Linux/Minix on P2?
m00tykins
Posts: 73
Hello everyone!
So I came across the Propeller 1 MCU after looking up open-source processors, and congratulations to Parallax on making the Propeller one of the only open-source processors in production! Also, since the P2 is already available for the FPGA, I'm assuming the production version will be fully open-source as well? If so, then perhaps the Propeller is exactly the processor I need... Basically I am trying to make a completely open-source computer with networking that will be able to run a simple graphical web browser. But I have a few questions first:
First of all, and most importantly: Will the P2 be completely open-source hardware? If not I may need to use the P1...
Secondly, I know this has been discussed before as infeasible for the P1, but since we have gcc working for the Propeller, would Linux/Minix be able to run on the P2? I bring up Minix specifically because it is a very small OS (~10kloc for the kernel) and therefore may be better suited to the P2's memory constraints, which IIRC were the main reason why porting Linux to the P1 was considered impractical.

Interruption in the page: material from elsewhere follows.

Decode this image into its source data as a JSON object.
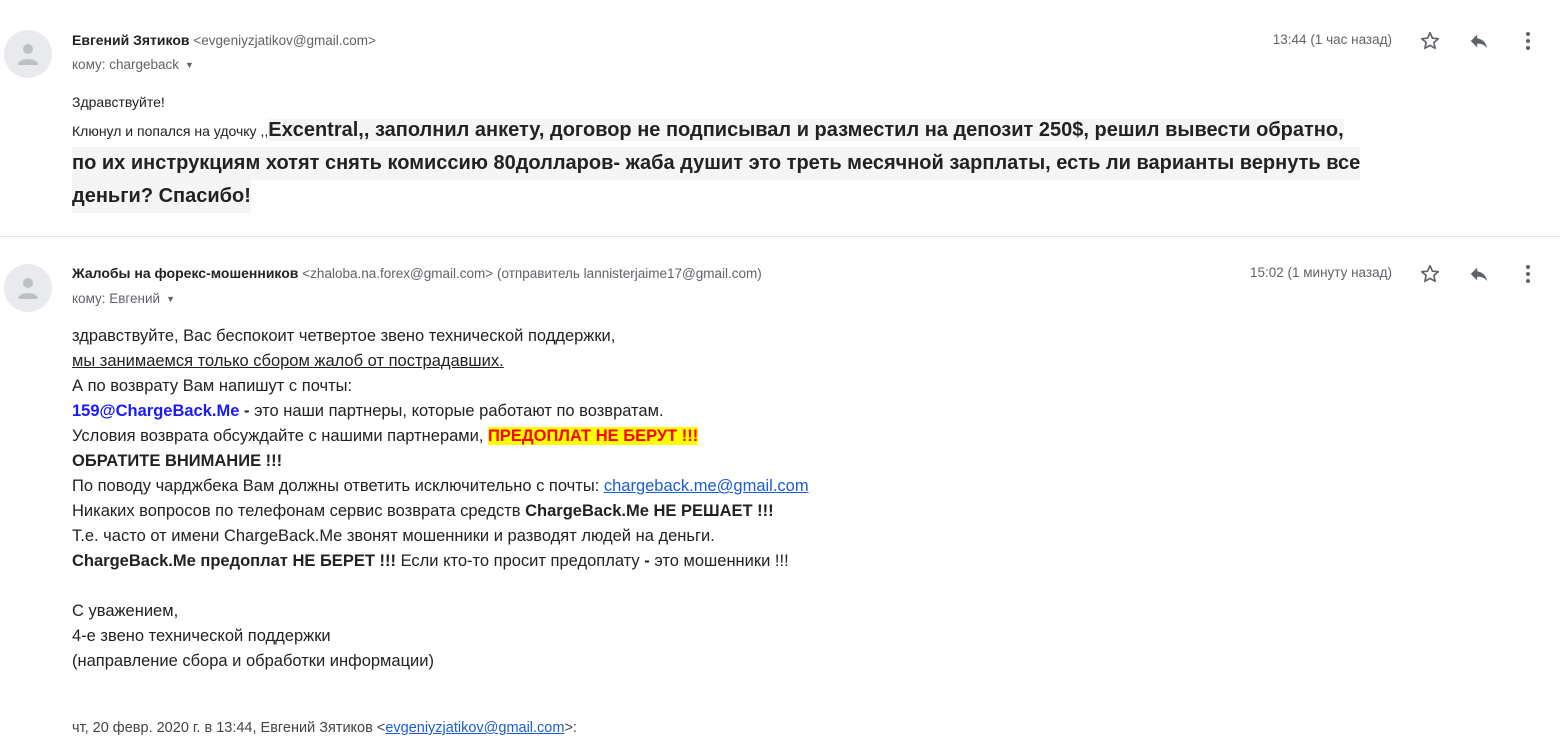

Thank you very much for any help!
So I came across the Propeller 1 MCU after looking up open-source processors, and congratulations to Parallax on making the Propeller one of the only open-source processors in production! Also, since the P2 is already available for the FPGA, I'm assuming the production version will be fully open-source as well? If so, then perhaps the Propeller is exactly the processor I need... Basically I am trying to make a completely open-source computer with networking that will be able to run a simple graphical web browser. But I have a few questions first:
First of all, and most importantly: Will the P2 be completely open-source hardware? If not I may need to use the P1...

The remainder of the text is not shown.